How many grams of water and iron must react to produce 543 g of iron oxide, Fe3O4?

3Fe + 4H2O---> Fe3O4 + 4H2

You have the balanced equation.

1. Convert 543 g Fe3O4 to moles. Moles = grams/molar mass.
2. Using the coefficients in the balanced equation, convert moles Fe3O4 to moles of what you want (moles Fe).
3. Now convert moles Fe to grams.
grams = moles x molar mass.

To determine the amount of water and iron required to produce 543 g of iron oxide (Fe3O4), we need to calculate the molar mass of Fe3O4 and use stoichiometry.

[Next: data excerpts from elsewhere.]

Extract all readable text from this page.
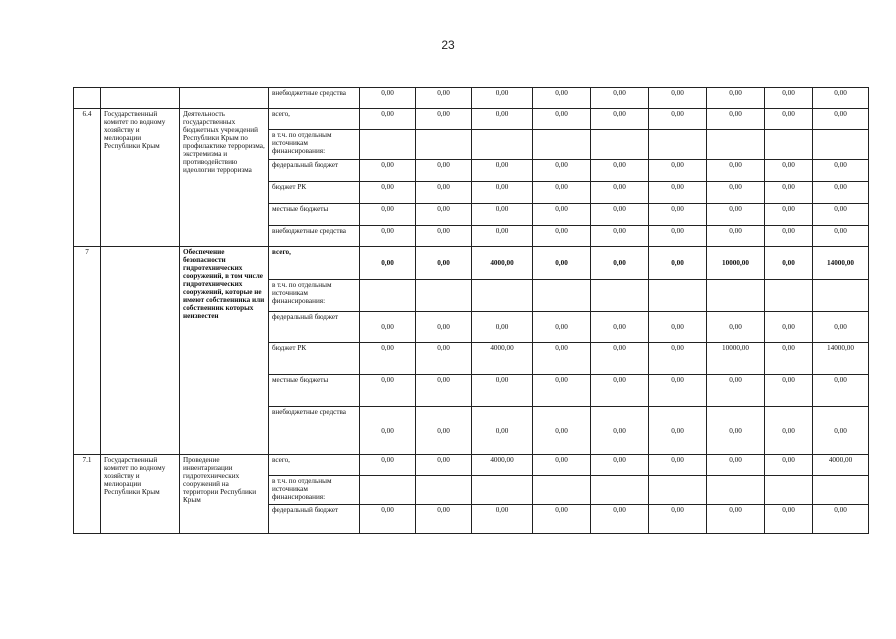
23
			внебюджетные средства	0,00	0,00	0,00	0,00	0,00	0,00	0,00	0,00	0,00
6.4	Государственный комитет по водному хозяйству и мелиорации Республики Крым	Деятельность государственных бюджетных учреждений Республики Крым по профилактике терроризма, экстремизма и противодействию идеологии терроризма	всего,	0,00	0,00	0,00	0,00	0,00	0,00	0,00	0,00	0,00
			в т.ч. по отдельным источникам финансирования:									
			федеральный бюджет	0,00	0,00	0,00	0,00	0,00	0,00	0,00	0,00	0,00
			бюджет РК	0,00	0,00	0,00	0,00	0,00	0,00	0,00	0,00	0,00
			местные бюджеты	0,00	0,00	0,00	0,00	0,00	0,00	0,00	0,00	0,00
			внебюджетные средства	0,00	0,00	0,00	0,00	0,00	0,00	0,00	0,00	0,00
7		Обеспечение безопасности гидротехнических сооружений, в том числе гидротехнических сооружений, которые не имеют собственника или собственник которых неизвестен	всего,	0,00	0,00	4000,00	0,00	0,00	0,00	10000,00	0,00	14000,00
			в т.ч. по отдельным источникам финансирования:									
			федеральный бюджет	0,00	0,00	0,00	0,00	0,00	0,00	0,00	0,00	0,00
			бюджет РК	0,00	0,00	4000,00	0,00	0,00	0,00	10000,00	0,00	14000,00
			местные бюджеты	0,00	0,00	0,00	0,00	0,00	0,00	0,00	0,00	0,00
			внебюджетные средства	0,00	0,00	0,00	0,00	0,00	0,00	0,00	0,00	0,00
7.1	Государственный комитет по водному хозяйству и мелиорации Республики Крым	Проведение инвентаризации гидротехнических сооружений на территории Республики Крым	всего,	0,00	0,00	4000,00	0,00	0,00	0,00	0,00	0,00	4000,00
			в т.ч. по отдельным источникам финансирования:									
			федеральный бюджет	0,00	0,00	0,00	0,00	0,00	0,00	0,00	0,00	0,00
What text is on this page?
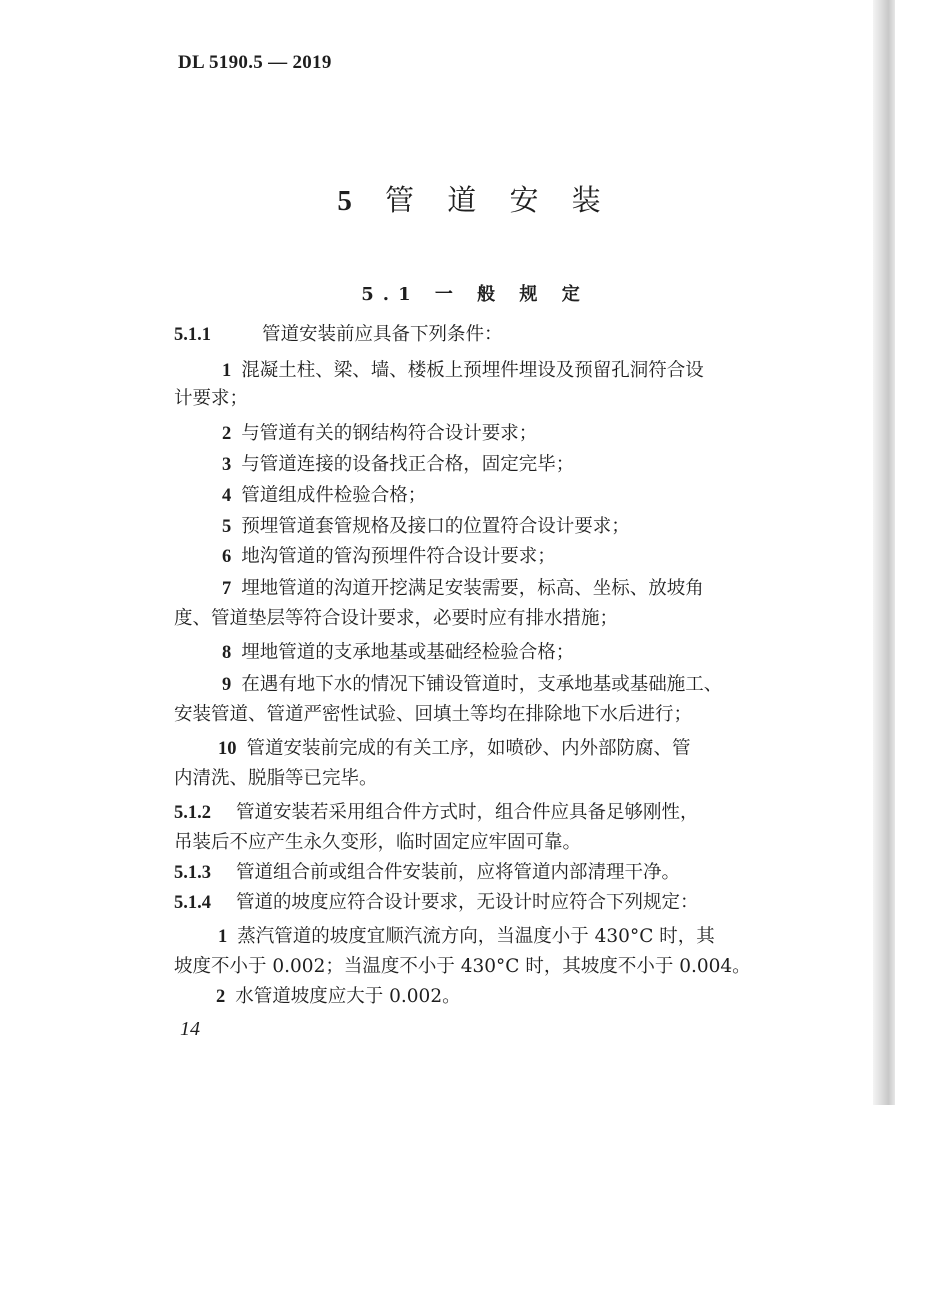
DL 5190.5 — 2019
5 管 道 安 装
5.1 一 般 规 定
5.1.1	管道安装前应具备下列条件：
1 混凝土柱、梁、墙、楼板上预埋件埋设及预留孔洞符合设
计要求；
2 与管道有关的钢结构符合设计要求；
3 与管道连接的设备找正合格，固定完毕；
4 管道组成件检验合格；
5 预埋管道套管规格及接口的位置符合设计要求；
6 地沟管道的管沟预埋件符合设计要求；
7 埋地管道的沟道开挖满足安装需要，标高、坐标、放坡角
度、管道垫层等符合设计要求，必要时应有排水措施；
8 埋地管道的支承地基或基础经检验合格；
9 在遇有地下水的情况下铺设管道时，支承地基或基础施工、
安装管道、管道严密性试验、回填土等均在排除地下水后进行；
10 管道安装前完成的有关工序，如喷砂、内外部防腐、管
内清洗、脱脂等已完毕。
5.1.2 管道安装若采用组合件方式时，组合件应具备足够刚性，
吊装后不应产生永久变形，临时固定应牢固可靠。
5.1.3 管道组合前或组合件安装前，应将管道内部清理干净。
5.1.4 管道的坡度应符合设计要求，无设计时应符合下列规定：
1 蒸汽管道的坡度宜顺汽流方向，当温度小于 430°C 时，其
坡度不小于 0.002；当温度不小于 430°C 时，其坡度不小于 0.004。
2 水管道坡度应大于 0.002。
14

Step 1: Calculate the molar mass of Fe3O4.
Fe has a molar mass of 55.85 g/mol, and O has a molar mass of 16.00 g/mol. Since there are three Fe atoms and four O atoms in Fe3O4, we multiply the molar mass of Fe by 3 and the molar mass of O by 4, and then add them together:
Molar mass of Fe3O4 = (3 * molar mass of Fe) + (4 * molar mass of O) = (3 * 55.85 g/mol) + (4 * 16.00 g/mol) = 159.70 g/mol

Step 2: Calculate the number of moles of Fe3O4.
To convert grams to moles, we use the equation:
Number of moles = Mass / Molar mass
Number of moles of Fe3O4 = 543 g / 159.70 g/mol = 3.400 mol

Step 3: Use stoichiometry to determine the number of moles of iron and water.
From the balanced chemical equation, we know that 3 moles of Fe react with 4 moles of H2O to produce 1 mole of Fe3O4.
So, the ratio of Fe to Fe3O4 is 3:1, and the ratio of H2O to Fe3O4 is 4:1.
Therefore, the number of moles of Fe required = (3.400 mol Fe3O4) * (3 mol Fe / 1 mol Fe3O4) = 10.2 mol Fe
Similarly, the number of moles of H2O required = (3.400 mol Fe3O4) * (4 mol H2O / 1 mol Fe3O4) = 13.6 mol H2O

Step 4: Calculate the mass of iron and water.
Finally, we need to convert the number of moles of iron and water to grams using their respective molar masses:
Mass of iron = number of moles of Fe * molar mass of Fe = 10.2 mol * 55.85 g/mol = 569.07 g
Mass of water = number of moles of H2O * molar mass of H2O = 13.6 mol * 18.02 g/mol = 245.05 g

Therefore, to produce 543 g of iron oxide, you would need approximately 569.07 g of iron and 245.05 g of water.